Friday, September 28, 2012

Sheila Black


Coup de Foudre

“Somehow I outlived a stormy night with snow on my eyelids”

          Yusuf Komunyaka

You fell around me & into every palpable

thing—rhododendron, cracked sidewalk. The
world became stranger. You fell around me and
each time it was slightly different, a glitter of ice
on boots, the hush as under an elevated train,
white noise breeding silence, an under-
ground life, furtive, quickening like prey
in gun-sight. And often as if from another life,
a picture of walking through and around
the blue chambers of longing which folded
in on themselves like chambers of the
nautilus, which wills itself to sink down into
the pink sand of the bottom, whatever is
untrammeled, virgin. Once on a circular
stair, I stopped before a small round peephole
a vision of sky in which I glimpsed you, winking
even-star, ice planet, space-that-never-was,
untenable and quick-vanishing as snow.

***


Poem for a Birthday


(for Duncan)


Don’t say a word, just breathe on the window

and trace a shape. If it is a branch may it flower,

weighted with the green globes of

pears. If it is a bird

let it rest on the tallest branch, breathe in a

more crystal air.

Let it flap its wings, ascending through

the layers until

it feels a stranger to itself. Let


if fly home. Let it be the rabbit whose quick

heart pulses in the tall grass.

Let it run and past

the window and into the white

world, and the moon in the morning, and the stars

which no one can see.

***


For John Keats


You wait for the last carriage or

it has arrived—horse breath,
chestnuts in bloom, a circle of

white. A spot spreads on a cloth—

crest of the red poll—thin
stripped poppy—a brightness you

could not help but love. I cannot

be mistaken in that color, you
said. This is arterial blood and I

must die. In a heaviness of night,

I wake confused, my left arm burns,
nerves throbbing, and I touch it

to cool plaster. You kept walking,

I am sure of it—descending Maida
Vale to Marleybone, a pallor

of skies, the tap rooms, stables,

a linden in new leaf in which
you struggled to read the fortitude

it takes to love. A critic writes that

your poems, until almost the last,
are never about despair—the self

collapsing inward, but always a

projection outward—songbirds
scaling a space that unreels

to silk. In my night room—the

pitted walls, I grow afraid a day
will come when I cannot picture

the lark ascent—blues ineffable

as taste. Bitter and uneasy in mind.
Yet at the end you tried to comfort

your friend—you said, for you had

seen it before, Death is coming.
It will not be so terrible. Poor Severn.

***



Paso Del Norte

There would have been a reason to settle
here, perhaps when the river rose,

the rows of concrete-poured houses
plaster saints, Christmas lights. At the edge

tarmac roads decline to dirt, beyond
the chalked squares of developments,

stalled by recession, scrub, mesquite.
Above the bridge by Fort Bliss: It’s a good day

to be a soldier. The legends of desert battle:
the men who marched off into nowhere.

In Flaubert’s story St. Julian I’Hospitalier
the boy who wishes to be great murders a

mouse, and this small death ignites a blood
hunger so acute, every day the boy rides out

driving his horse until its mouth turns white.
He slaughters the foxes, the water birds, the

stags in the deep woods, pushing a whole herd
into a small river; and the red of the water pleases

him, he loves it as he loves no person, scheming to
kill the wife who has betrayed him, until, cursed,

he murders both his parents instead--his sword
pushing through his mother’s white shawl.

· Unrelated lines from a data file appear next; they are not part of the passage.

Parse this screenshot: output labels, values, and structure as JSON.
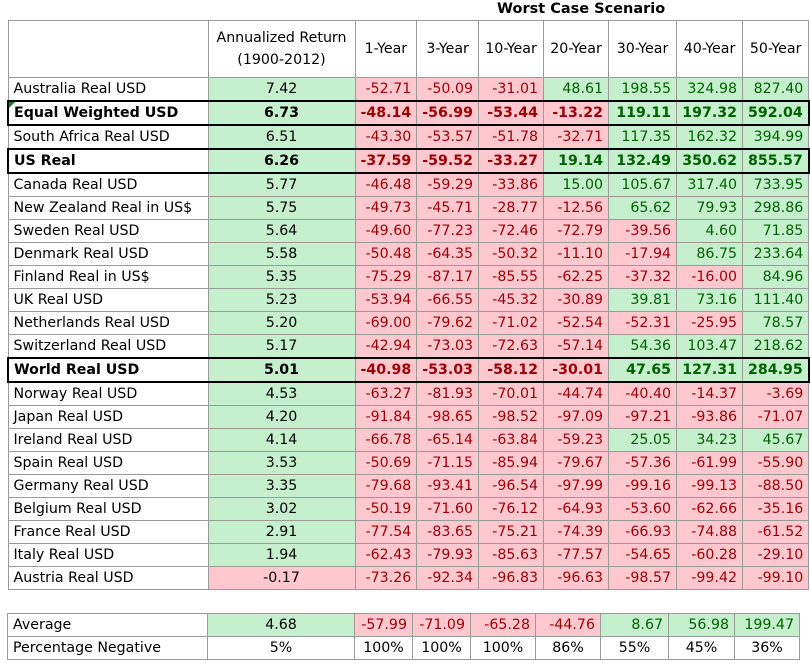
{
  "title": "Worst Case Scenario",
  "headers": {
    "name": "",
    "return_line1": "Annualized Return",
    "return_line2": "(1900-2012)",
    "periods": [
      "1-Year",
      "3-Year",
      "10-Year",
      "20-Year",
      "30-Year",
      "40-Year",
      "50-Year"
    ]
  },
  "colors": {
    "positive_fill": "#c6efce",
    "positive_text": "#006100",
    "negative_fill": "#ffc7ce",
    "negative_text": "#9c0006"
  },
  "rows": [
    {
      "name": "Australia Real USD",
      "ret": "7.42",
      "vals": [
        "-52.71",
        "-50.09",
        "-31.01",
        "48.61",
        "198.55",
        "324.98",
        "827.40"
      ],
      "bold": false
    },
    {
      "name": "Equal Weighted USD",
      "ret": "6.73",
      "vals": [
        "-48.14",
        "-56.99",
        "-53.44",
        "-13.22",
        "119.11",
        "197.32",
        "592.04"
      ],
      "bold": true
    },
    {
      "name": "South Africa Real USD",
      "ret": "6.51",
      "vals": [
        "-43.30",
        "-53.57",
        "-51.78",
        "-32.71",
        "117.35",
        "162.32",
        "394.99"
      ],
      "bold": false
    },
    {
      "name": "US Real",
      "ret": "6.26",
      "vals": [
        "-37.59",
        "-59.52",
        "-33.27",
        "19.14",
        "132.49",
        "350.62",
        "855.57"
      ],
      "bold": true
    },
    {
      "name": "Canada Real USD",
      "ret": "5.77",
      "vals": [
        "-46.48",
        "-59.29",
        "-33.86",
        "15.00",
        "105.67",
        "317.40",
        "733.95"
      ],
      "bold": false
    },
    {
      "name": "New Zealand Real in US$",
      "ret": "5.75",
      "vals": [
        "-49.73",
        "-45.71",
        "-28.77",
        "-12.56",
        "65.62",
        "79.93",
        "298.86"
      ],
      "bold": false
    },
    {
      "name": "Sweden Real USD",
      "ret": "5.64",
      "vals": [
        "-49.60",
        "-77.23",
        "-72.46",
        "-72.79",
        "-39.56",
        "4.60",
        "71.85"
      ],
      "bold": false
    },
    {
      "name": "Denmark Real USD",
      "ret": "5.58",
      "vals": [
        "-50.48",
        "-64.35",
        "-50.32",
        "-11.10",
        "-17.94",
        "86.75",
        "233.64"
      ],
      "bold": false
    },
    {
      "name": "Finland Real in US$",
      "ret": "5.35",
      "vals": [
        "-75.29",
        "-87.17",
        "-85.55",
        "-62.25",
        "-37.32",
        "-16.00",
        "84.96"
      ],
      "bold": false
    },
    {
      "name": "UK Real USD",
      "ret": "5.23",
      "vals": [
        "-53.94",
        "-66.55",
        "-45.32",
        "-30.89",
        "39.81",
        "73.16",
        "111.40"
      ],
      "bold": false
    },
    {
      "name": "Netherlands Real USD",
      "ret": "5.20",
      "vals": [
        "-69.00",
        "-79.62",
        "-71.02",
        "-52.54",
        "-52.31",
        "-25.95",
        "78.57"
      ],
      "bold": false
    },
    {
      "name": "Switzerland Real USD",
      "ret": "5.17",
      "vals": [
        "-42.94",
        "-73.03",
        "-72.63",
        "-57.14",
        "54.36",
        "103.47",
        "218.62"
      ],
      "bold": false
    },
    {
      "name": "World Real USD",
      "ret": "5.01",
      "vals": [
        "-40.98",
        "-53.03",
        "-58.12",
        "-30.01",
        "47.65",
        "127.31",
        "284.95"
      ],
      "bold": true
    },
    {
      "name": "Norway Real USD",
      "ret": "4.53",
      "vals": [
        "-63.27",
        "-81.93",
        "-70.01",
        "-44.74",
        "-40.40",
        "-14.37",
        "-3.69"
      ],
      "bold": false
    },
    {
      "name": "Japan Real USD",
      "ret": "4.20",
      "vals": [
        "-91.84",
        "-98.65",
        "-98.52",
        "-97.09",
        "-97.21",
        "-93.86",
        "-71.07"
      ],
      "bold": false
    },
    {
      "name": "Ireland Real USD",
      "ret": "4.14",
      "vals": [
        "-66.78",
        "-65.14",
        "-63.84",
        "-59.23",
        "25.05",
        "34.23",
        "45.67"
      ],
      "bold": false
    },
    {
      "name": "Spain Real USD",
      "ret": "3.53",
      "vals": [
        "-50.69",
        "-71.15",
        "-85.94",
        "-79.67",
        "-57.36",
        "-61.99",
        "-55.90"
      ],
      "bold": false
    },
    {
      "name": "Germany Real USD",
      "ret": "3.35",
      "vals": [
        "-79.68",
        "-93.41",
        "-96.54",
        "-97.99",
        "-99.16",
        "-99.13",
        "-88.50"
      ],
      "bold": false
    },
    {
      "name": "Belgium Real USD",
      "ret": "3.02",
      "vals": [
        "-50.19",
        "-71.60",
        "-76.12",
        "-64.93",
        "-53.60",
        "-62.66",
        "-35.16"
      ],
      "bold": false
    },
    {
      "name": "France Real USD",
      "ret": "2.91",
      "vals": [
        "-77.54",
        "-83.65",
        "-75.21",
        "-74.39",
        "-66.93",
        "-74.88",
        "-61.52"
      ],
      "bold": false
    },
    {
      "name": "Italy Real USD",
      "ret": "1.94",
      "vals": [
        "-62.43",
        "-79.93",
        "-85.63",
        "-77.57",
        "-54.65",
        "-60.28",
        "-29.10"
      ],
      "bold": false
    },
    {
      "name": "Austria Real USD",
      "ret": "-0.17",
      "vals": [
        "-73.26",
        "-92.34",
        "-96.83",
        "-96.63",
        "-98.57",
        "-99.42",
        "-99.10"
      ],
      "bold": false
    }
  ],
  "summary": {
    "average": {
      "name": "Average",
      "ret": "4.68",
      "vals": [
        "-57.99",
        "-71.09",
        "-65.28",
        "-44.76",
        "8.67",
        "56.98",
        "199.47"
      ]
    },
    "pct_negative": {
      "name": "Percentage Negative",
      "ret": "5%",
      "vals": [
        "100%",
        "100%",
        "100%",
        "86%",
        "55%",
        "45%",
        "36%"
      ]
    }
  }
}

This is the valley of bones where nothing
can grow. Blood-strain dimming behind his eyes,

he redeems himself, carries a leper through high waters,
pressing the man’s open wounds against his

own. A story about hunger and its slow slaughter.
Behind the gates of Fort Bliss, the young boys

with shaved heads wait for their transport to
a desert much like this one. The same spit

in their mouths, tang of dust, blood-rust,
longing—the red of the water, the stags leaping.

The Saint of Hospitality is the murderous
boy. He becomes the host who carries us all

across. I would not stop him from passing through this
city: Passage of the North where the migrants

slide across the dessicated river, abandoning
names and shoes. On the corner walking past us

like ghosts, and we touch them, even when we
do not touch them—not even with our eyes.